PHILADELPHIA – Katrín Björk Guðjónsdóttir had her first stroke at 21, followed by a blood clot. Several months later, she had a second massive stroke. There was little doubt about what the rest of her short life would look like.
Her tight-knit Icelandic family harbors a fatal genetic fluke. It causes a protein called beta-amyloid to build up and form clumps in their cells, triggering repeated strokes. Across generations of her extended family, people with this condition, called hereditary intracerebral hemorrhage, developed dementia in their 30s, 40s and 50s and died prematurely.
But Guðjónsdóttir got lucky.
Her uncle, a prominent lung and genetics expert at the University of Pennsylvania, was called in to consult on her care.
In the process of saving Guðjónsdóttir, now 28, Dr.
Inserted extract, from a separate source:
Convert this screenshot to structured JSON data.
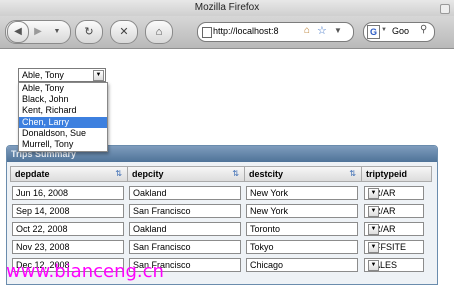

Hakon Hakonarson may have provided evidence for a new treatment for Alzheimer’s, which now affects nearly 6 million Americans.
His idea, though still very preliminary, is part of a burgeoning effort to approach Alzheimer’s in new ways, including repurposing therapies for problems like stroke, breathing issues and erectile dysfunction – or even using light and sound to help the brain heal itself.
As improbable as some of the efforts may sound, experts in the field say they’ve never felt more optimistic.
“There’s a lot of excitement going on,” said Rebecca Edelmayer, senior director of scientific engagement for the Alzheimer’s Association. “A lot of hope on the horizon for patients.”
For decades, drug companies have been trying in vain to develop treatments for the degenerative brain disease, mostly targeting clumps of beta-amyloid and tangles of another protein called tau.
The one treatment to ever show any effectiveness against these disease-defining proteins, Aduhelm, was approved last year. But the approval was considered controversial because the drug didn’t appear to make much difference in outcomes and carries potentially serious side effects.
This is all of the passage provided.